Fabian parpadeó.
—Creí… que nos estaba yendo bien.
—¿Ir bien? ¿A esto te refieres cuando dices que las cosas van bien? —Agitó una mano abarcando todo el bar, abarrotado con los artículos de la tienda—. ¿O al hecho de que pretendías quitar la chimenea sin siquiera preguntarme? ¿Cómo demonios quieres que las cosas vayan bien?
—No lo habría hecho sin preguntarte. Simplemente pensé que necesitábamos modernizar un poco el bar.
—¡Simplemente pensé! —le espetó Josette—. Simplemente pensaste que podías venir aquí y trastocar toda mi vida para poder hacer realidad tus fantasías de vivir en el campo, ahora que ya no soportas la ciudad. Pues te diré algo, jovencito: ya he tenido bastante. ¡Estoy harta de tus experimentos para ahorrar, y de tu obsesión por los beneficios y el progreso, y de tus interminables hojas de cálculo! Así que ya puedes hacer las maletas para volver a París y dejarme en paz…
Josette lanzó una mirada a la figura sentada al lado del fuego y dejó caer los hombros, abatida. ¿Cómo podría explicar a Fabian lo que su presencia había significado en su vida y en su relación con Jacques?
—… déjame en paz.
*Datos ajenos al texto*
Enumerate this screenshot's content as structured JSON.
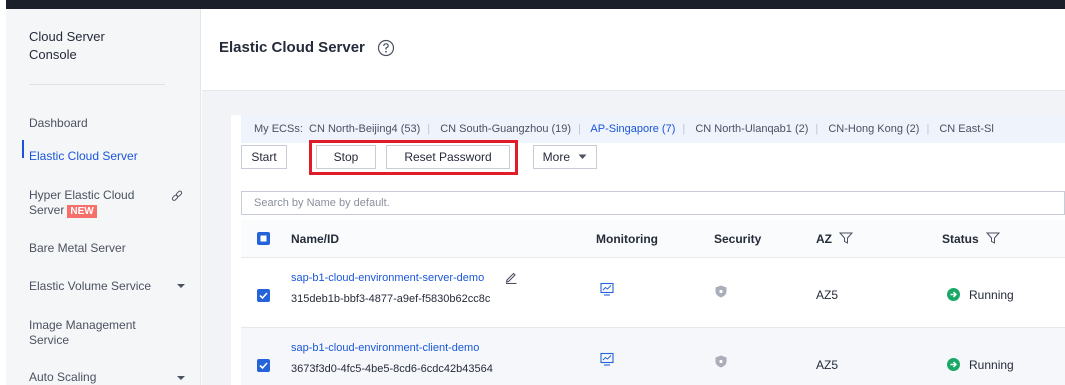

Por favor. —Se quitó el delantal y lo arrojó sobre la mesa, y al pasar rozándole en dirección a la escalera Fabian creyó ver lágrimas en sus ojos.
—¡Qué bocazas soy! —farfulló para sí al tiempo que se dejaba caer en una silla, con la cabeza entre las manos.
—¿Qué ha hecho tu grrran bocaza esta vez? —dijo Annie refunfuñando al entrar en el bar.
Fabian alzó la vista con una expresión desesperada en la cara.
—He hecho enojar a la tía Josette. Pero esta vez de verdad.
Y le contó la discusión que habían tenido.
Annie escuchó en silencio y luego inclinó la cabeza hacia un lado mientras reflexionaba sobre todos los aspectos a tener en consideración, entre ellos el hecho de que la máquina de café era de Fabian, y si se marchaba…
—Déjamelo a mí —dijo—. Vete a dar una vuelta en tu bicicleta y despéjate un poco, yo lo arrreglaré. No es normal que Josette arme tanto escándalo porrr nada. Tiene que haberrr algo más.
Fabian se puso en pie y movido por un impulso, rodeó con los brazos la pequeña y enjuta figura de Annie Estaque mientras le plantaba un beso en una de sus apergaminadas mejillas.
—Gracias, Annie. No quiero marcharme.
—Yo tampoco quiero que te vayas —respondió Annie, sorprendida al descubrir que realmente así lo sentía, y no solo por el excelente café—. Ahora lárgate y déjanos a solas.
Stephanie se sentía renacer. Estaba sentada sobre la hierba en la ladera que se extendía por encima de Picarets y la refulgente luz del sol contribuía a aumentar su optimismo.
La vida era bella.
Tenía previsto inaugurar el centro de jardinería a principios de mayo, y el proceso de inspección para obtener el certificado de producción ecológica ya estaba en marcha. Con el anticipo de la primavera de las últimas semanas, el plantel iba muy bien, y habría suficiente para todo el verano. Pero sabía que no tardaría mucho en necesitar más. Y que eso requería más espacio, razón por la cual había pasado la mañana visitando un terreno que tal vez podría arrendar.
Había salido del pueblo y en vez de girar en la antigua carretera de la cantera había continuado todo recto por el asfalto, cada vez más estrecho, hasta que este desapareció para dar paso a una pista llena de baches y dañada por las heladas invernales. La furgoneta avanzó dando tumbos durante unos cuantos minutos, hasta el lugar en el que la pista terminaba en una rotonda en medio del bosque.
Al bajar de la furgoneta y observar la densidad de la arboleda circundante vaciló un momento, pero decidió seguir las indicaciones de André Dupuy, el padre de Christian, y enseguida se adentró en el corazón del bosque por un sendero. Pasó al lado de varias casas en ruinas cuyas paredes de piedra se habían desmoronado y sobre las que los jóvenes robles extendían sus ramas en el lugar antes ocupado por los tejados de pizarra, y le impresionó el hecho de que aquella región hubiera estado tan densamente habitada en el pasado. Pero la obsoleta conexión a la red de electricidad había acabado con la abundante energía hidroeléctrica de la región de Ariège, así como con muchos puestos de trabajo, y la juventud había tenido que emigrar. Como resultado de la despoblación sufrida durante tantos años, el departamento había pasado de ser una de las principales zonas industriales de Francia a un remanso de aguas muertas relativamente desconocido.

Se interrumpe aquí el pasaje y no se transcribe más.